Waylon Jennings: The Eternal Outlaw

However, after butting heads with the Country Music Association because they asked him to shorten his performance on their televised awards show, he declined the invitation to attend the formal ceremony. He later told reporters that the honor meant “absolutely nothing, if you want to know the truth about it.” However, Jennings was present six days later when his likeness was enshrined on the walls of The Palm steakhouse just one block away.

“He had a don’t-give-a-shit attitude, like ‘If they’re going to like me, they’re going to like me. And if they’re not, they’re not.’ A lot of people have said that about him and I feel that way for myself,” says Sweeney. “I’m going to do what I’m going to do, so I can go to bed with my musical integrity at night.”

The tribute albums are produced by industry veteran Witt Stewart, a Lubbock native and lifelong fan of Jennings’ music. Stewart approached Colter with the idea to honor Jennings’ songwriting. She talked it over with Shooter Jennings, her only child with Waylon, and they wondered if the project was even necessary. After all, two tributes had come out in 2003. An RCA project featured tracks by Colter, Stargunn (Shooter’s band at the time) and Waylon himself, along with prominent country and rock stars. Meanwhile, an indie release on the Dualtone label offered many overlapping songs recorded by the likes of Guy Clark, Robert Earl Keen and Allison Moorer.

However, Stewart correctly pointed out that a new crop of country artists had emerged since 2003. So, after a long deliberation, Colter and Jennings agreed to move forward.

“I’m very passionate about my dad’s music but I’m always pretty skeptical of other people doing it,” the younger Jennings says. “It’s never going to be the same as him, but that’s why I think we got some really good music when these people did it their way.”

Shooter chose to record “Belle Of The Ball,” a Waylon original that serves as a metaphor for the music business. The song’s narrator is a rugged drifter that captures the heart of a beautiful woman – one who is pursued by an indistinguishable cast of characters. Shooter likens that storyline to contemporary country radio, where many of the top artists seem to look and sound alike. “You could interchange their names and not know the difference,” he says.

With his snoring bulldog at his side, Shooter recorded a trembling version of the ballad in the Los Angeles home he shares with actress Drea De Matteo and their growing family.

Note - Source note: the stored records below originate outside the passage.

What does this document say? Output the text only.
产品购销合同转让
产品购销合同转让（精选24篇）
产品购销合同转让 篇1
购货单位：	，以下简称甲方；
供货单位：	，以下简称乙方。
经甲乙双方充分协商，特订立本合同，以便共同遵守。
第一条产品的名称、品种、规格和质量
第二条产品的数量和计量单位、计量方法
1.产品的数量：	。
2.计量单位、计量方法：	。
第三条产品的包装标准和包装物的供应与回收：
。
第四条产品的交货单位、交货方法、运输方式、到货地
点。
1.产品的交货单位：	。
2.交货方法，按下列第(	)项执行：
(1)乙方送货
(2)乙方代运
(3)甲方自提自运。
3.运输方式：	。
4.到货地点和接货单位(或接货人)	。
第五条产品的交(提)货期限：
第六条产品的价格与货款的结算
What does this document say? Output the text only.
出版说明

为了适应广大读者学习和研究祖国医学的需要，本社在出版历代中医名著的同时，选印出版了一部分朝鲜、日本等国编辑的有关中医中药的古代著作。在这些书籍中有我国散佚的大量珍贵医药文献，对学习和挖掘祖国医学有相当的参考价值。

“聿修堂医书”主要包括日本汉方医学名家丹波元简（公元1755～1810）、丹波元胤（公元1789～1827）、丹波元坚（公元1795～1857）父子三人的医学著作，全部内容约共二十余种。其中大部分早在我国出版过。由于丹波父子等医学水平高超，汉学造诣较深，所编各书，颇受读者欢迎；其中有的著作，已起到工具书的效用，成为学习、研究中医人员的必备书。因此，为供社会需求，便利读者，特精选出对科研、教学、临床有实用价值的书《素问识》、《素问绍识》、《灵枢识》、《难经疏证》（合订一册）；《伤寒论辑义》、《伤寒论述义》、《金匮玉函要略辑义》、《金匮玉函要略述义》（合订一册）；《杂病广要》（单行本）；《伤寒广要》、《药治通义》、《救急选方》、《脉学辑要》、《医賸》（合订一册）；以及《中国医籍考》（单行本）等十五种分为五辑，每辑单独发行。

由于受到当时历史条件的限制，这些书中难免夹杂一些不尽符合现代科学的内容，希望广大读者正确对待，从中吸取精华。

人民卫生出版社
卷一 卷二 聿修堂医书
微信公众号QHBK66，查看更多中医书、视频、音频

“My dad always said that was his favorite song he wrote and it was always one of my favorites,” says Shooter. “When he passed away, it was my choice to put the first line of that song on his gravestone because I felt like it was the way he described himself in a lyric – ‘A vagabond dreamer / A rhymer and singer of songs.’ That song was always so beautiful to me, melodically as well as lyrically.”

In the 1960s and early 1970s, Jennings composed only one of his singles, “Anita, You’re Dreaming,” a co-write with Don Bowman that peaked at No. 17. However, he relied on workhorses such as Harlan Howard, Red Lane and Mel Tillis with positive results. His highest chart position of this era was “Only Daddy That’ll Walk The Line,” produced by Atkins and written by country guitarist Jimmy Bryant. By the end of the decade, Jennings won a Grammy by recording Jimmy Webb’s “MacArthur Park” with a family quartet called the Kimberlys. His rendition of Chuck Berry’s lively “Brown Eyed Handsome Man” was a hit, too. But the Outlaw phase was yet to come.

Stewart remembers the battle for country artists to record the songs they wanted, rather than those simply presented to them by the label. “The artist was just looked at as no different than a guitar, as a property that they [the record company] owned. They dictated where artists recorded and they dictated which songs artists recorded. In those days, it was impossible to get an artist from RCA to sing on a Warner Bros. record. Contractually, they wouldn’t allow it. It’s difficult in these times but obviously you can make it happen. In those days, it was literally unheard of.”

“Waylon and I stood outside [RCA’s] Studio B, time after time, when they told him he could schedule time but then they told him it couldn’t work because they were all too busy for Waylon to record,” says Colter, who was discovered in Phoenix by rock guitarist Duane Eddy, who later became her producer and first husband. “I couldn’t figure it out. It’s like a thoroughbred like him is being treated like a mule? I didn’t understand it, because I had been in Los Angeles in the rock field and saw how they were handed beaucoups of money to go in and do what they want. That was not the case here.”

Increasingly frustrated with Nashville’s by-the-numbers approach to production, Jennings partnered with a determined New York-based lawyer, Neil Reshen, to renegotiate his contract. After plenty of legal wrangling with the label, Jennings finally gained the benefits that country artists had never enjoyed. He could now pick his own songs, work in any studio he chose and record material with his own band. When the label asked him to add trumpets to the landmark Honky Tonk Heroes album, he firmly declined – and the record company backed off.